QUICK SNAP: LIVE FROM TALLINN
A touching minimalistic drama from Japan premieres at the Tallinn Black Nights Film Festival. Self-produced by Chinese director Enen Yo, the film brings forward a narrative about self-affirmation in the midst of a crumbling relationship. Slow-paced and sparingly austere, a sense of humility pervades the distant cinematography by Takumi Kohama. Shot within the language of the intimate, it features a stellar central performance from Atsuko Kikuchi, in the role of Shiori, an injured former dancer desperate to recapture lost feelings of love. She longs to reconnect with her cold and unfriendly husband, who, she suspects, is having an affair with a bookseller. As a strategy to beckon her husband towards her orbit of affection, she has organised for them to attend a ‘body touching workshop’ for couples called ‘Communicating Love’. When her husband lets her down, telling her he is busy on that evening, after months of planning, she is faced with no other option but to engage the services of a ‘husband impersonator’ with whom to attend the workshop. Soon, she starts nurturing a peculiar platonic affair with the man she has hired to play her lover.
She rents out an apartment where the two can meet. She also buys rings for them to exchange. The flat becomes an island, severed from daily reality, where subtle signs of affection come to blossom. As the two pretend to be husband and wife for some hours, an afternoon or a whole day, Shiori’s loneliness begins to mend. All sexual activity is excluded though as the contract they have both signed specifies. A deft and refined actor, the impersonator claims that his roles become his life. His seduction is so immaculate that, for a few hours, Shiori can feel the warmth of the impersonator’s embrace and devoted signs of love. She is, however, fooled by the sumptuousness of his performance. As this game unfolds, viewers attempt to uncover where the dividing line is between the truth and the performance. Could the impersonator also be falling for Shiori?

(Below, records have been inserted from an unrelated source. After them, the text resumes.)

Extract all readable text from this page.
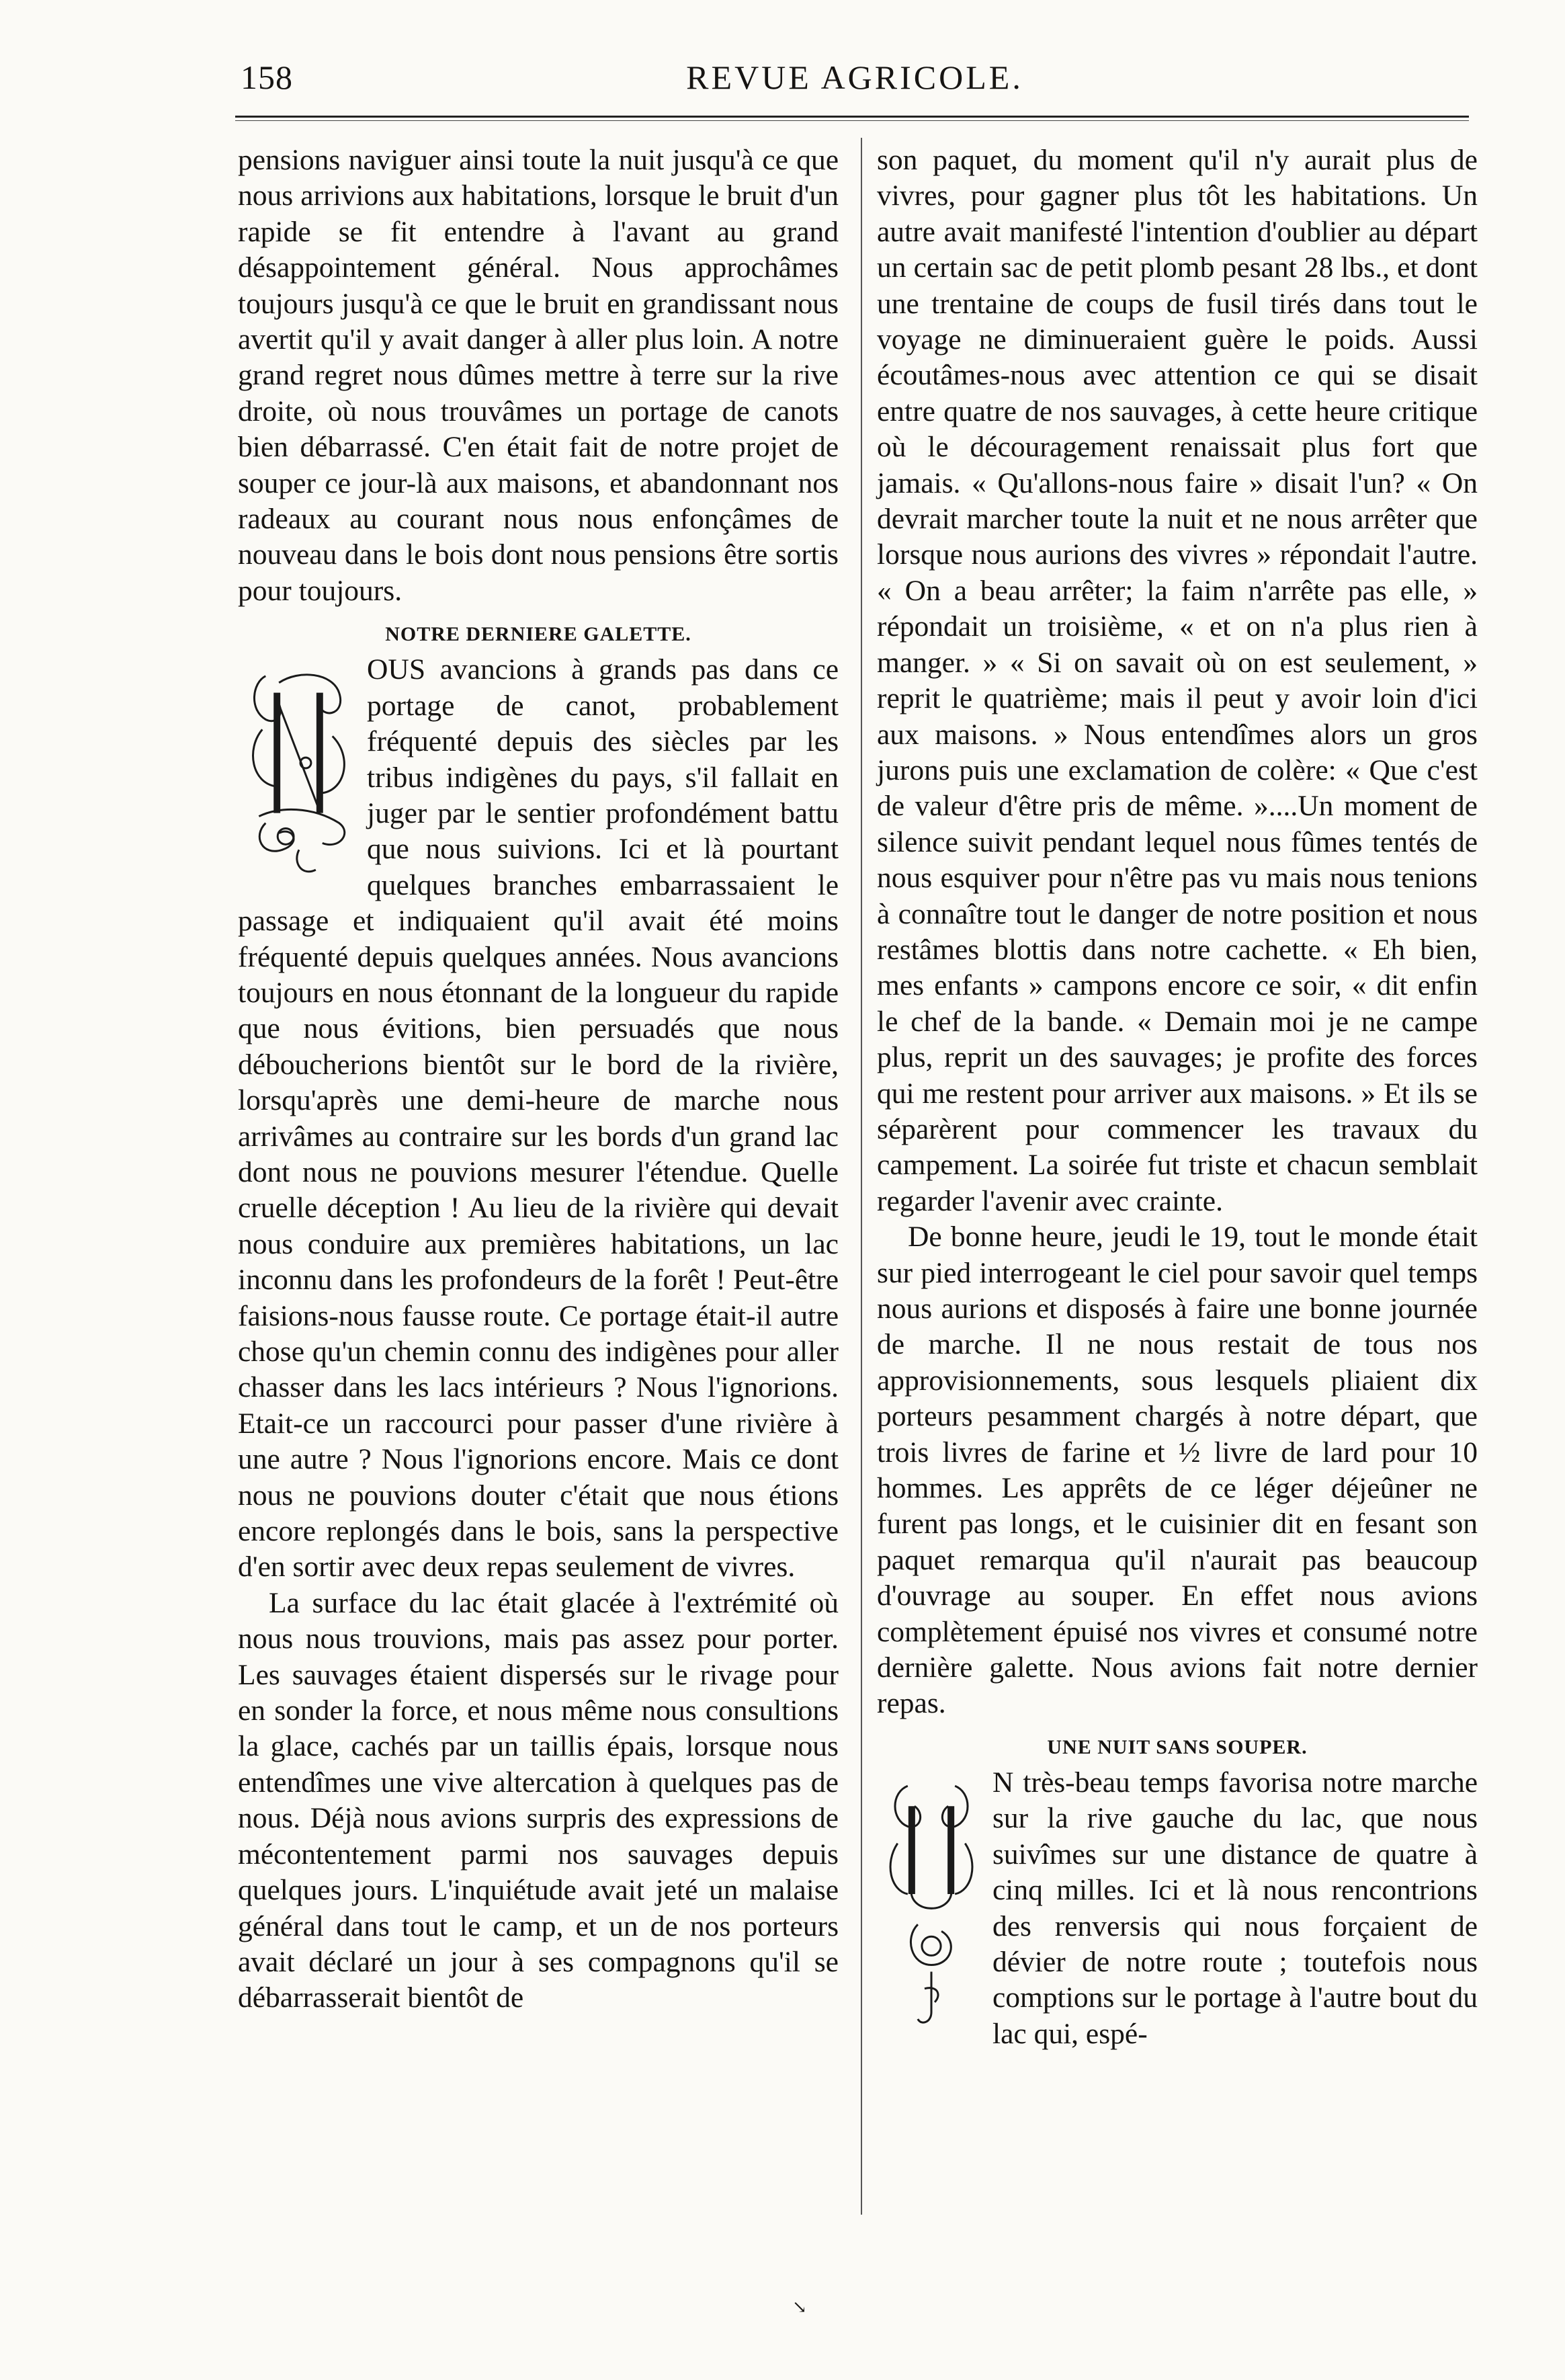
158	REVUE AGRICOLE.

pensions naviguer ainsi toute la nuit jusqu'à ce que nous arrivions aux habitations, lorsque le bruit d'un rapide se fit entendre à l'avant au grand désappointement général. Nous approchâmes toujours jusqu'à ce que le bruit en grandissant nous avertit qu'il y avait danger à aller plus loin. A notre grand regret nous dûmes mettre à terre sur la rive droite, où nous trouvâmes un portage de canots bien débarrassé. C'en était fait de notre projet de souper ce jour-là aux maisons, et abandonnant nos radeaux au courant nous nous enfonçâmes de nouveau dans le bois dont nous pensions être sortis pour toujours.

NOTRE DERNIERE GALETTE.

OUS avancions à grands pas dans ce portage de canot, probablement fréquenté depuis des siècles par les tribus indigènes du pays, s'il fallait en juger par le sentier profondément battu que nous suivions. Ici et là pourtant quelques branches embarrassaient le passage et indiquaient qu'il avait été moins fréquenté depuis quelques années. Nous avancions toujours en nous étonnant de la longueur du rapide que nous évitions, bien persuadés que nous déboucherions bientôt sur le bord de la rivière, lorsqu'après une demi-heure de marche nous arrivâmes au contraire sur les bords d'un grand lac dont nous ne pouvions mesurer l'étendue. Quelle cruelle déception ! Au lieu de la rivière qui devait nous conduire aux premières habitations, un lac inconnu dans les profondeurs de la forêt ! Peut-être faisions-nous fausse route. Ce portage était-il autre chose qu'un chemin connu des indigènes pour aller chasser dans les lacs intérieurs ? Nous l'ignorions. Etait-ce un raccourci pour passer d'une rivière à une autre ? Nous l'ignorions encore. Mais ce dont nous ne pouvions douter c'était que nous étions encore replongés dans le bois, sans la perspective d'en sortir avec deux repas seulement de vivres.

La surface du lac était glacée à l'extrémité où nous nous trouvions, mais pas assez pour porter. Les sauvages étaient dispersés sur le rivage pour en sonder la force, et nous même nous consultions la glace, cachés par un taillis épais, lorsque nous entendîmes une vive altercation à quelques pas de nous. Déjà nous avions surpris des expressions de mécontentement parmi nos sauvages depuis quelques jours. L'inquiétude avait jeté un malaise général dans tout le camp, et un de nos porteurs avait déclaré un jour à ses compagnons qu'il se débarrasserait bientôt de

son paquet, du moment qu'il n'y aurait plus de vivres, pour gagner plus tôt les habitations. Un autre avait manifesté l'intention d'oublier au départ un certain sac de petit plomb pesant 28 lbs., et dont une trentaine de coups de fusil tirés dans tout le voyage ne diminueraient guère le poids. Aussi écoutâmes-nous avec attention ce qui se disait entre quatre de nos sauvages, à cette heure critique où le découragement renaissait plus fort que jamais. « Qu'allons-nous faire » disait l'un? « On devrait marcher toute la nuit et ne nous arrêter que lorsque nous aurions des vivres » répondait l'autre. « On a beau arrêter; la faim n'arrête pas elle, » répondait un troisième, « et on n'a plus rien à manger. » « Si on savait où on est seulement, » reprit le quatrième; mais il peut y avoir loin d'ici aux maisons. » Nous entendîmes alors un gros jurons puis une exclamation de colère: « Que c'est de valeur d'être pris de même. »....Un moment de silence suivit pendant lequel nous fûmes tentés de nous esquiver pour n'être pas vu mais nous tenions à connaître tout le danger de notre position et nous restâmes blottis dans notre cachette. « Eh bien, mes enfants » campons encore ce soir, « dit enfin le chef de la bande. « Demain moi je ne campe plus, reprit un des sauvages; je profite des forces qui me restent pour arriver aux maisons. » Et ils se séparèrent pour commencer les travaux du campement. La soirée fut triste et chacun semblait regarder l'avenir avec crainte.

De bonne heure, jeudi le 19, tout le monde était sur pied interrogeant le ciel pour savoir quel temps nous aurions et disposés à faire une bonne journée de marche. Il ne nous restait de tous nos approvisionnements, sous lesquels pliaient dix porteurs pesamment chargés à notre départ, que trois livres de farine et ½ livre de lard pour 10 hommes. Les apprêts de ce léger déjeûner ne furent pas longs, et le cuisinier dit en fesant son paquet remarqua qu'il n'aurait pas beaucoup d'ouvrage au souper. En effet nous avions complètement épuisé nos vivres et consumé notre dernière galette. Nous avions fait notre dernier repas.

UNE NUIT SANS SOUPER.

N très-beau temps favorisa notre marche sur la rive gauche du lac, que nous suivîmes sur une distance de quatre à cinq milles. Ici et là nous rencontrions des renversis qui nous forçaient de dévier de notre route ; toutefois nous comptions sur le portage à l'autre bout du lac qui, espé-

↘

While Double Life can often be movingly candid in its study of familiar themes in new, unexplored ways, it can also at times test the viewer’s patience. Its cinematography, while giving off a sense of modesty, can feel slightly too minimalisticic, almost documentary-like, milky tones lacking in colour. Solo piano tracks appear from time to time, one of them being Pachelbel’s Canon which becomes extremely repetitive by the end of the film. Overall, the film presents a satisfying narrative about a woman who has lost all love and yearns to fill her heart again by bravely hiring the unlikely services of a stranger. However, a plot like this could have lent itself very well to more imaginative lapses into genre or formalism in order to convey similar ideas. While its narrative is well-constructed, it is presented through a monotonous form which is reluctant to embrace the creative possibilities of the cinematic language. There are, though, plenty of intricate moments filled with exquisite delicacy and Atsuko Kikuchi’s performance brings the film to life.
Double Life premiered at the 26th Tallinn Black Nights Film Festival.